1. Adaptability in Short-Term Trading

ETFs can be bought and sold like stocks at an exchange–their price is also determined by the supply and demand for that particular ETF. Because ETFs trade like stocks, it makes them suitable investments for short-term traders looking to profit from holding assets for a limited amount of time, whether it’s a few months, a couple of weeks, a day or 30 minutes.

Depending on the liquidity of the ETF–it’s ability to be converted to cash quickly–traders can enter and exit ETF positions quickly. Mutual funds simply can’t be traded at the requisite speed of ETFs that some short-term traders desire.

“Traditional open-end mutual fund shares are traded only once per day after the markets close,” noted Fidelity Investments. “All trading is done with the mutual fund company that issues the shares. Investors must wait until the end of the day when the fund net asset value (NAV) is announced before knowing what price they paid for new shares when buying that day and the price they will receive for shares they sold that day. Once-per-day trading is fine for most long-term investors, but some people require greater flexibility.”
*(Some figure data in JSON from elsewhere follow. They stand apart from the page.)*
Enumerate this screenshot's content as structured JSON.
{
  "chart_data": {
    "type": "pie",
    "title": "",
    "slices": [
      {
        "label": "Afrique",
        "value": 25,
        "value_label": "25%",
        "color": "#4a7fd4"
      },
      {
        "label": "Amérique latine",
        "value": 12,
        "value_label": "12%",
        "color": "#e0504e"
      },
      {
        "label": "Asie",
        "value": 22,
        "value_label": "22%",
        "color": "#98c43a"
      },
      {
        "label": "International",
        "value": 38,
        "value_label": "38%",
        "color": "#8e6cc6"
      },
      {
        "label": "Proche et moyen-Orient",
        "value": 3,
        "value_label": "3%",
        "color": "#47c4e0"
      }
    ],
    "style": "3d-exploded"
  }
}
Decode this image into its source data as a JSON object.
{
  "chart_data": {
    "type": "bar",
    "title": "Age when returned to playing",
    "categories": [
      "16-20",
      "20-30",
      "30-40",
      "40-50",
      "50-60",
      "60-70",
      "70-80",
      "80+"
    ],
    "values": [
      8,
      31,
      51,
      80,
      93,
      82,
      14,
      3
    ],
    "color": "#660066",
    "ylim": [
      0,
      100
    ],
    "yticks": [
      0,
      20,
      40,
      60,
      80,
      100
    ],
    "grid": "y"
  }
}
Furthermore, investment firms have a wide variety of ETFs an investors can choose from if he or she wants to corner a specific area of the capital markets, such as stocks, bonds or commodities. There are even thematic ETFs that invest in environmental, social and governance (ESG) issues.

2. Daily Transparency

Just like it’s important for a stock investor to know a company’s fundamentals, such as its revenue, earnings and expenses, an ETF investors wants to know what holdings that particular fund comprises. It’s akin to a sports fan wanting to know which players are on the roster of their favorite team.

Key regulations that govern mutual funds–the Investment Act of 1940, the Securities Act of 1933 and the Securities Act of 1934–require mutual funds to disclose their holdings on a quarterly or monthly basis. In between those reporting periods, the roster of companies the mutual funds invests in could have changed dramatically given the current market conditions and goals of the fund.